Secondo i dati del Servizio per il Cambiamento Climatico di Copernicus e dell’ARPAV, il mese di giugno 2025 si è classificato tra i più caldi mai registrati in Veneto e in Europa Occidentale.
La temperatura media regionale è stata di +3.4 °C sopra la media 1991–2020, con minime record e un trend decennale in crescita di +0.7 °C. Le precipitazioni sono state inferiori del 35% rispetto alla media storica e le ondate di calore hanno incrementato la perdita d’acqua dal suolo e dalle colture.
In particolare, il Centro di Sperimentazione per l’Innovazione Irrigua (Ce.Sp.I.I.) è andato ad analizzare l’irrigazione stimata in Veneto per Giugno 2025 .
Dall’elaborazione dei dati satellitari è emerso che:
- La distribuzione dell’irrigazione riflette la presenza delle principali colture irrigue del Veneto.

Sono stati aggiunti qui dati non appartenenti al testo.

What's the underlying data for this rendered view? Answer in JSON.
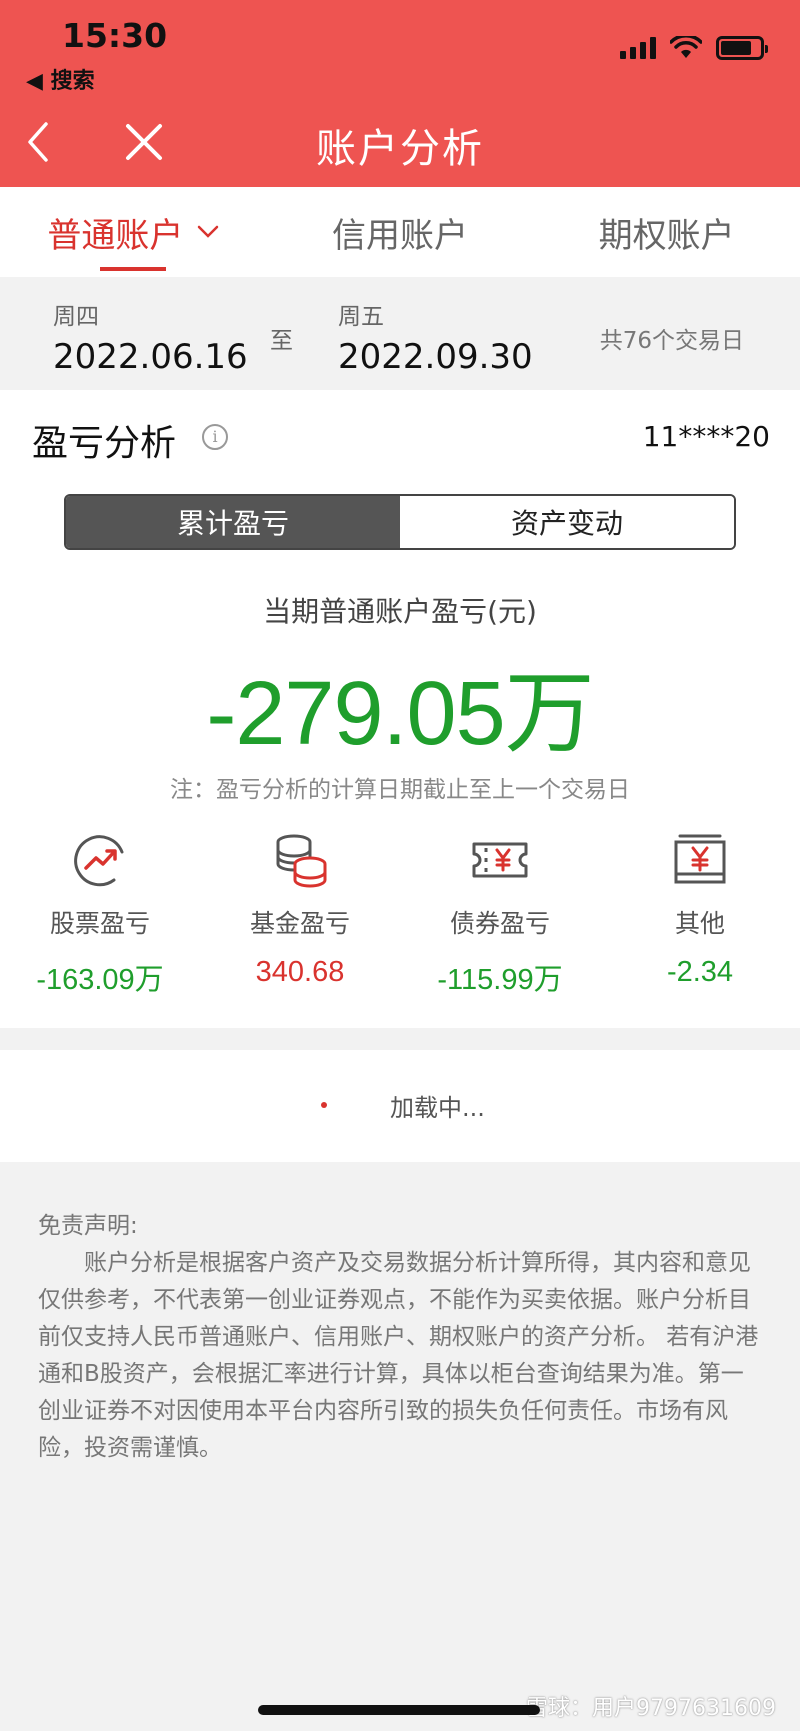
{
  "status_bar": {
    "time": "15:30",
    "back_app": "◀ 搜索"
  },
  "nav": {
    "title": "账户分析"
  },
  "tabs": [
    {
      "label": "普通账户",
      "active": true
    },
    {
      "label": "信用账户",
      "active": false
    },
    {
      "label": "期权账户",
      "active": false
    }
  ],
  "date_range": {
    "start_dow": "周四",
    "start_date": "2022.06.16",
    "to": "至",
    "end_dow": "周五",
    "end_date": "2022.09.30",
    "trade_days": "共76个交易日"
  },
  "pl_section": {
    "title": "盈亏分析",
    "info_icon": "i",
    "account": "11****20",
    "segments": [
      "累计盈亏",
      "资产变动"
    ],
    "active_segment": 0,
    "label": "当期普通账户盈亏(元)",
    "value": "-279.05万",
    "note": "注：盈亏分析的计算日期截止至上一个交易日",
    "categories": [
      {
        "name": "股票盈亏",
        "value": "-163.09万",
        "icon": "trend-up-icon",
        "color": "green"
      },
      {
        "name": "基金盈亏",
        "value": "340.68",
        "icon": "coins-icon",
        "color": "red"
      },
      {
        "name": "债券盈亏",
        "value": "-115.99万",
        "icon": "ticket-yen-icon",
        "color": "green"
      },
      {
        "name": "其他",
        "value": "-2.34",
        "icon": "yen-box-icon",
        "color": "green"
      }
    ]
  },
  "loading": {
    "text": "加载中..."
  },
  "disclaimer": {
    "title": "免责声明:",
    "body": "账户分析是根据客户资产及交易数据分析计算所得，其内容和意见仅供参考，不代表第一创业证券观点，不能作为买卖依据。账户分析目前仅支持人民币普通账户、信用账户、期权账户的资产分析。 若有沪港通和B股资产，会根据汇率进行计算，具体以柜台查询结果为准。第一创业证券不对因使用本平台内容所引致的损失负任何责任。市场有风险，投资需谨慎。"
  },
  "watermark": "雪球：用户9797631609",
  "colors": {
    "header": "#ee5451",
    "accent": "#d9332e",
    "loss": "#1f9e2c"
  }
}
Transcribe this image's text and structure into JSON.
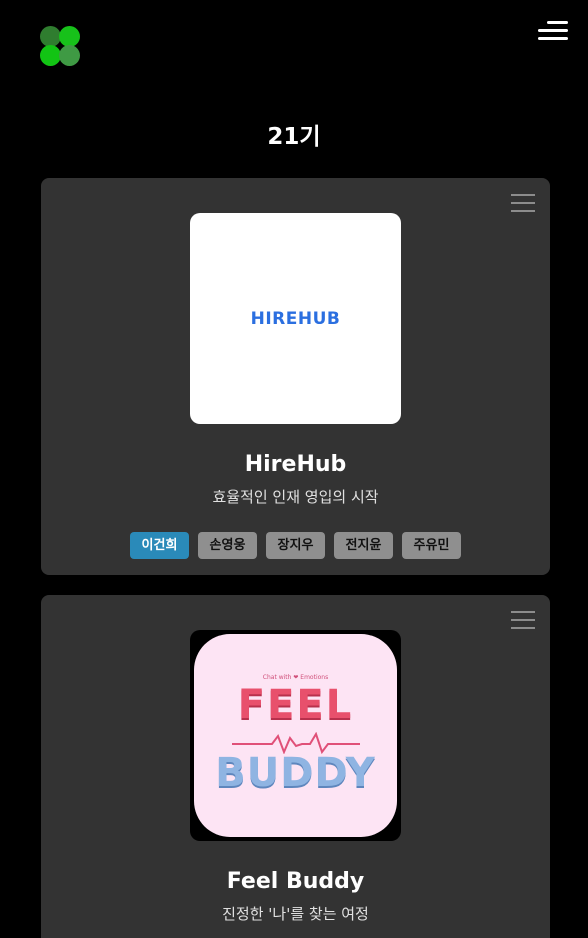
{
  "header": {
    "logo_icon": "clover-logo-icon",
    "menu_icon": "hamburger-menu-icon"
  },
  "page_title": "21기",
  "projects": [
    {
      "name": "HireHub",
      "thumbnail_text": "HIREHUB",
      "description": "효율적인 인재 영입의 시작",
      "members": [
        {
          "name": "이건희",
          "active": true
        },
        {
          "name": "손영웅",
          "active": false
        },
        {
          "name": "장지우",
          "active": false
        },
        {
          "name": "전지윤",
          "active": false
        },
        {
          "name": "주유민",
          "active": false
        }
      ]
    },
    {
      "name": "Feel Buddy",
      "thumbnail_tagline": "Chat with ❤ Emotions",
      "thumbnail_word1": "FEEL",
      "thumbnail_word2": "BUDDY",
      "description": "진정한 '나'를 찾는 여정"
    }
  ],
  "colors": {
    "background": "#000000",
    "card": "#333333",
    "active_member": "#2a8ab9",
    "inactive_member": "#8f8f8f",
    "hirehub_brand": "#2b6fe0"
  }
}
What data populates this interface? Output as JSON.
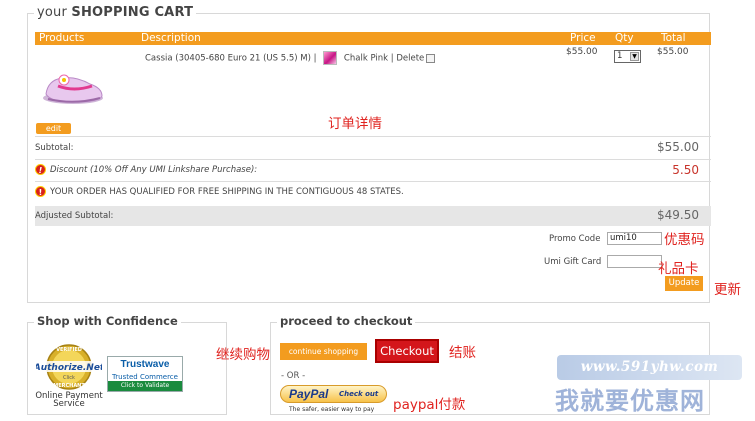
{
  "cart": {
    "title_prefix": "your",
    "title_main": "SHOPPING CART",
    "headers": {
      "products": "Products",
      "description": "Description",
      "price": "Price",
      "qty": "Qty",
      "total": "Total"
    },
    "item": {
      "name": "Cassia (30405-680 Euro 21 (US 5.5) M)",
      "color": "Chalk Pink",
      "delete_label": "Delete",
      "price": "$55.00",
      "qty": "1",
      "total": "$55.00"
    },
    "edit_label": "edit",
    "subtotal_label": "Subtotal:",
    "subtotal_value": "$55.00",
    "discount_label": "Discount (10% Off Any UMI Linkshare Purchase):",
    "discount_value": "5.50",
    "shipping_notice": "YOUR ORDER HAS QUALIFIED FOR FREE SHIPPING IN THE CONTIGUOUS 48 STATES.",
    "adjusted_label": "Adjusted Subtotal:",
    "adjusted_value": "$49.50",
    "promo_label": "Promo Code",
    "promo_value": "umi10",
    "gift_label": "Umi Gift Card",
    "gift_value": "",
    "update_label": "Update"
  },
  "annotations": {
    "order_details": "订单详情",
    "promo": "优惠码",
    "gift_card": "礼品卡",
    "update": "更新",
    "continue": "继续购物",
    "checkout": "结账",
    "paypal": "paypal付款"
  },
  "confidence": {
    "title": "Shop with Confidence",
    "authnet_top": "VERIFIED",
    "authnet_name": "Authorize.Net",
    "authnet_click": "Click",
    "authnet_bottom": "MERCHANT",
    "trustwave_name": "Trustwave",
    "trustwave_sub": "Trusted Commerce",
    "trustwave_validate": "Click to Validate",
    "online_payment": "Online Payment Service"
  },
  "checkout": {
    "title": "proceed to checkout",
    "continue_label": "continue shopping",
    "checkout_label": "Checkout",
    "or_label": "- OR -",
    "paypal_pay": "PayPal",
    "paypal_check": "Check out",
    "paypal_tagline": "The safer, easier way to pay"
  },
  "watermark": {
    "url": "www.591yhw.com",
    "name": "我就要优惠网"
  },
  "colors": {
    "accent_orange": "#f39c1f",
    "checkout_red": "#d4161b",
    "annotation_red": "#e0231f"
  }
}
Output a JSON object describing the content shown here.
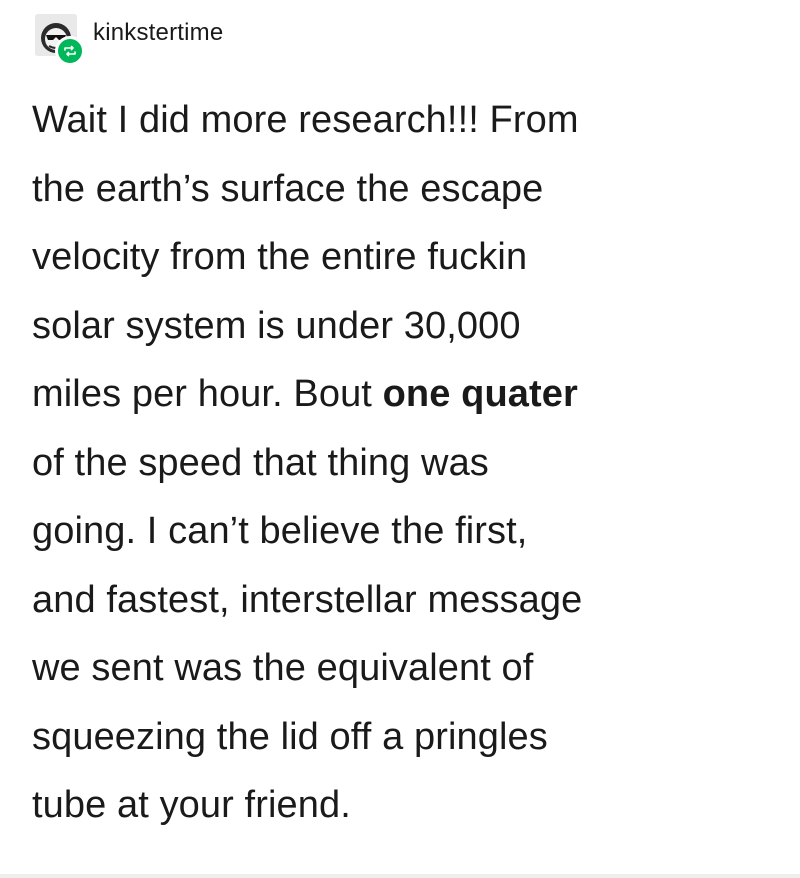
{
  "post": {
    "username": "kinkstertime",
    "avatar_icon": "sunglasses-face-icon",
    "reblog_icon": "reblog-icon",
    "reblog_color": "#00b75a",
    "body_lines": [
      "Wait I did more research!!! From",
      "the earth’s surface the escape",
      "velocity from the entire fuckin",
      "solar system is under 30,000"
    ],
    "line5_plain": "miles per hour. Bout ",
    "line5_bold": "one quater",
    "body_lines_after": [
      "of the speed that thing was",
      "going. I can’t believe the first,",
      "and fastest, interstellar message",
      "we sent was the equivalent of",
      "squeezing the lid off a pringles",
      "tube at your friend."
    ]
  }
}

- L’apporto idrico è risultato particolarmente significativo nei bacini caratterizzati da un marcato deficit pluviometrico, con suoli a bassa capacità di ritenzione idrica — come quelli sabbiosi o alluvionali delle aree costiere — che richiedono interventi irrigui più frequenti per garantire lo sviluppo delle colture.
- I Consorzi di bonifica hanno assicurato un approvvigionamento idrico regolare anche in condizioni meteorologiche sfavorevoli. Nonostante le ondate di calore e la scarsa piovosità, l’irrigazione è stata garantita in modo efficace, a testimonianza di una gestione oculata, resiliente e proattiva della risorsa idrica.